Ana SayfaGüncel10 Ekim Katliamı davası: ‘Adalet için bu davanın peşini bırakmayacağız’

10 Ekim Katliamı davası: ‘Adalet için bu davanın peşini bırakmayacağız’

HABER MERKEZİ – 10 Ekim Ankara Katliamı davasının karar duruşması ikinci günü geride bıraktı. Duruşmada söz alan avukatlar, sanıkların dosyalarından IŞİD’in katliamı nasıl planladığına dair beyanlarda bulundu, “Adalet için bu davanın peşini bırakmayacağız” dedi. Öte yandan sanık Mehmedin Baraç, savunması sırasında Evrensel gazetesini hedef aldı.

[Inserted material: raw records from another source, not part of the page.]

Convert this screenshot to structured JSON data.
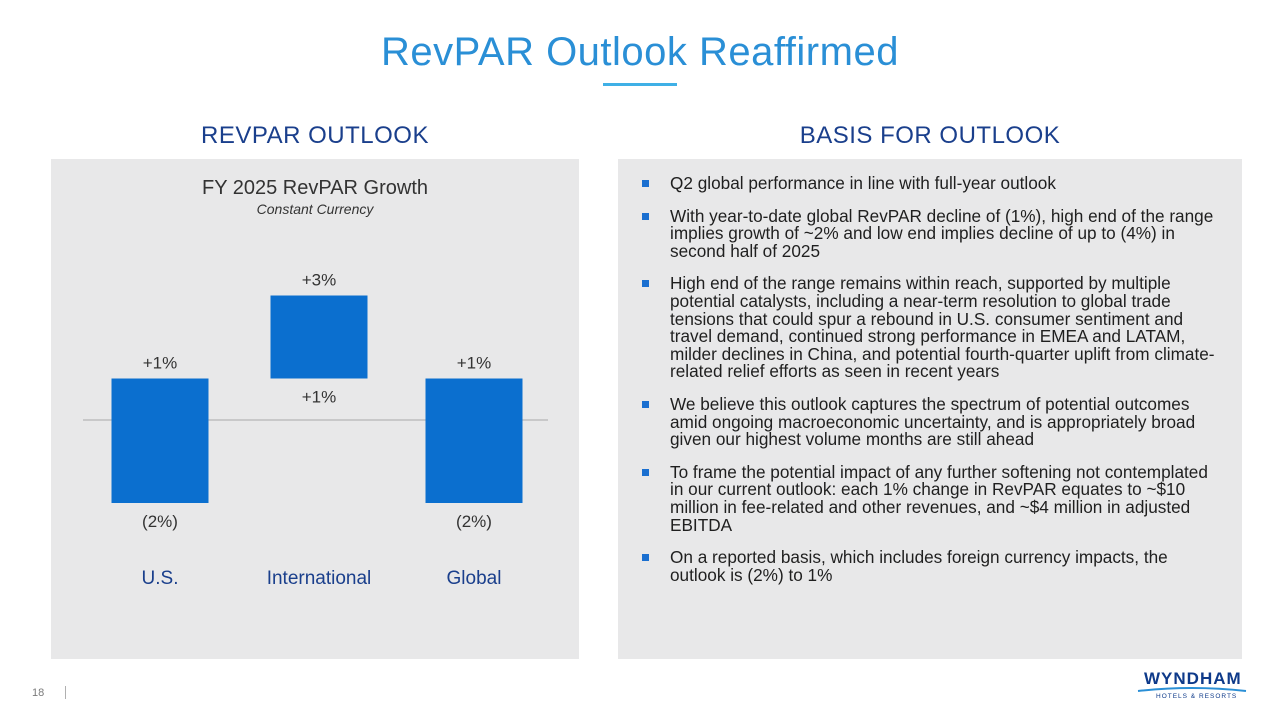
{
  "slide": {
    "title": "RevPAR Outlook Reaffirmed",
    "page_number": "18"
  },
  "left": {
    "heading": "REVPAR OUTLOOK"
  },
  "right": {
    "heading": "BASIS FOR OUTLOOK",
    "bullets": [
      "Q2 global performance in line with full-year outlook",
      "With year-to-date global RevPAR decline of (1%), high end of the range implies growth of ~2% and low end implies decline of up to (4%) in second half of 2025",
      "High end of the range remains within reach, supported by multiple potential catalysts, including a near-term resolution to global trade tensions that could spur a rebound in U.S. consumer sentiment and travel demand, continued strong performance in EMEA and LATAM, milder declines in China, and potential fourth-quarter uplift from climate-related relief efforts as seen in recent years",
      "We believe this outlook captures the spectrum of potential outcomes amid ongoing macroeconomic uncertainty, and is appropriately broad given our highest volume months are still ahead",
      "To frame the potential impact of any further softening not contemplated in our current outlook: each 1% change in RevPAR equates to ~$10 million in fee-related and other revenues, and ~$4 million in adjusted EBITDA",
      "On a reported basis, which includes foreign currency impacts, the outlook is (2%) to 1%"
    ]
  },
  "logo": {
    "name": "WYNDHAM",
    "tagline": "HOTELS & RESORTS"
  },
  "colors": {
    "title": "#2a8fd6",
    "heading": "#1a3f8c",
    "bar": "#0b6fcf",
    "category": "#1a3f8c",
    "panel": "#e8e8e9"
  },
  "chart_data": {
    "type": "bar",
    "title": "FY 2025 RevPAR Growth",
    "subtitle": "Constant Currency",
    "categories": [
      "U.S.",
      "International",
      "Global"
    ],
    "ranges": [
      {
        "low": -2,
        "high": 1,
        "low_label": "(2%)",
        "high_label": "+1%"
      },
      {
        "low": 1,
        "high": 3,
        "low_label": "+1%",
        "high_label": "+3%"
      },
      {
        "low": -2,
        "high": 1,
        "low_label": "(2%)",
        "high_label": "+1%"
      }
    ],
    "ylim": [
      -2,
      3
    ],
    "baseline": 0,
    "grid": false
  }
}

10 Ekim 2015 tarihinde Ankara Garı’nda yapılmak istenen Emek, Barış ve Demokrasi Mitingi’ne IŞİD tarafından düzenlenen ve 103 kişinin hayatını kaybettiği canlı bomba saldırısına ilişkin açılan davanın 10. tur blok duruşması, Sincan Cezaevi Yerleşkesi Mahkeme Salonu’nda ikinci gününde görülmeye devam edildi.

Aileler yine detaylı aramalardan geçirilerek duruşma salonuna alınırken, duruşma mağdur avukatlarının beyanlarıyla başladı.

‘Adalet için bu davanın peşini bırakmayacağız’

Cumhuriyet Halk Partisi (CHP) adına beyanda bulunan avukat Ertuğrul Cem Cihan, “Kamu görevlilerinin sorumluluğunun açığa çıkması konusunda mahkeme gereğini yapmadı. Üç beş tetikçi dışında katliamın siyasi ayağına değinilmedi” dedi.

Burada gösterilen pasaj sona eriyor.